= Anni Becker =

German musician (1926–2009)

Anni Becker (1926 in Kaiserslautern – 22 June 2009) was a German musician, writer, poet, and performer of popular and folk songs. She was a teacher by profession, and taught actively until 1991.

== Early life ==
Becker was born in 1926 to Jakob and Magdalena Moessel in Kaiserslautern, Germany. As a child, she sang frequently in choir groups and churches in the area. At the age of 20, she graduated from a women's school in Kaiserslautern, and moved to the Suedwestfunk studio to work the following autumn. While working at the studio, she also studied at the Pedagogical Academy in Kirchheimbolanden, and completed the Staatsexamen for German language, arts, and religion in 1952. She married Hans Becker the same year, with whom she would raise four children.

== Music ==
Becker's songs take inspiration from Palatinate folk music tradition and the German cabaret. Many of her songs are sung in the Palatine dialect, which was spoken in her hometown and played a dominant role in her identity. Her early musical endeavors consisted mostly of setting traditional Palatine poems to song—for example, the writings of Liesel Ott.

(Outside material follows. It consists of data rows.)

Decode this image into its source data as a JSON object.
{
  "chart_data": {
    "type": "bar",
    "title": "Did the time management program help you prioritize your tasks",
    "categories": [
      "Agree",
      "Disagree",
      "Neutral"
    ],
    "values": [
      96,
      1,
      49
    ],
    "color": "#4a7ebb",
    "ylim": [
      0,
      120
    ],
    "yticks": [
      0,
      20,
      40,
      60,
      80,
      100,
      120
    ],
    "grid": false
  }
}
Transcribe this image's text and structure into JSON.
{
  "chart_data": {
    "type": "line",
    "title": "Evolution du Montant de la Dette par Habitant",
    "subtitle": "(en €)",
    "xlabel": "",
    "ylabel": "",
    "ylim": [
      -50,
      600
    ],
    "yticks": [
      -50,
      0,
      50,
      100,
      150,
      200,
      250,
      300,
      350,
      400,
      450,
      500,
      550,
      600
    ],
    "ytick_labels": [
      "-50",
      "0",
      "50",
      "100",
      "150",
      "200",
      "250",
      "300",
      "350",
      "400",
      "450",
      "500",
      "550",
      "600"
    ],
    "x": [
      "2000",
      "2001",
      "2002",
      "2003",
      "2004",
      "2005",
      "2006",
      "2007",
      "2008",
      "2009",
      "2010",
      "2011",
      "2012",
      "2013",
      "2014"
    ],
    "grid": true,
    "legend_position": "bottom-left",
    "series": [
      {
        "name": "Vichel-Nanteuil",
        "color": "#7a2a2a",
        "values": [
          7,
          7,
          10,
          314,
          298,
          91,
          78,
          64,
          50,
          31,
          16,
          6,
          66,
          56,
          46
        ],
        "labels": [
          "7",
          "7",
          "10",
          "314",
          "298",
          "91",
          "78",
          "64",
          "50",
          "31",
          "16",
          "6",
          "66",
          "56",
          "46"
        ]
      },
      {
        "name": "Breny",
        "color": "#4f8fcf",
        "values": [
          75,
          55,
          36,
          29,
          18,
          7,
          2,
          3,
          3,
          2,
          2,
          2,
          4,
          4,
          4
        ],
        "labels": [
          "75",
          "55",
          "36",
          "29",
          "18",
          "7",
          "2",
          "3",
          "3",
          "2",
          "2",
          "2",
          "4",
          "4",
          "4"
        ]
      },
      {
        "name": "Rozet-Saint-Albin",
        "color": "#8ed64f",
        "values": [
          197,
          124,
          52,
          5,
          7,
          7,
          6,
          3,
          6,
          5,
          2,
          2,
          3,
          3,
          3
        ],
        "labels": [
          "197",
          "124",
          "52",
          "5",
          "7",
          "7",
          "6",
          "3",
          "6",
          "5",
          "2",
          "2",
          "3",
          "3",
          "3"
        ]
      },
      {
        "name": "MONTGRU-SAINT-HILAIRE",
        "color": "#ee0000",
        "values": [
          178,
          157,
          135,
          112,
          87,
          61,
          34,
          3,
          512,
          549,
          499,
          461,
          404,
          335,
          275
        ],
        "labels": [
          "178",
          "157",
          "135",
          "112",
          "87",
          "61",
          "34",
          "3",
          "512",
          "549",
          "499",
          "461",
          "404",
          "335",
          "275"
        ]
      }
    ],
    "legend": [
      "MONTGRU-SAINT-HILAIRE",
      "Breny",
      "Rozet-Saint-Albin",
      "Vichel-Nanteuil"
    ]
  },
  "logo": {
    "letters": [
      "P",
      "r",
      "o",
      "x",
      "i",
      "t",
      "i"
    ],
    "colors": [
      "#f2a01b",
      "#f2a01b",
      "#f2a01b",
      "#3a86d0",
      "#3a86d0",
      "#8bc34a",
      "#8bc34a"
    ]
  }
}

Becker formed a musical-literary cabaret with fellow musicians Michael Bauer and Gerd Forster in the late '60s and early '70s, in keeping with her passion for literature and song. She and her performance group quickly gained recognition in Kaiserslautern and beyond. For several years, she performed with her son Jocken Becker, until he was killed in an auto accident in 1985.

== Awards and accomplishments ==
Anni Becker has received a number of awards for her music and life's work, including but not limited to:
- The Environmental Song Prize of Ludwigshafen (1973)
- The Nürnberger Bard's Prize (1976 & 1977)
- The Bockenheimer Emichsburg Prize (1986)
- The Palatinate Medal of Honor (1998)
- Ehrenmedaille des Bezirksverbandes Pfalz (1998)
- Medal of Merit of the Federal Republic of Germany (2000)

Becker published 11 song books and released several records. Becker's songs frequently contain or allude to contemporary political and social content. In particular, her music incorporates themes of equal rights for women and environment.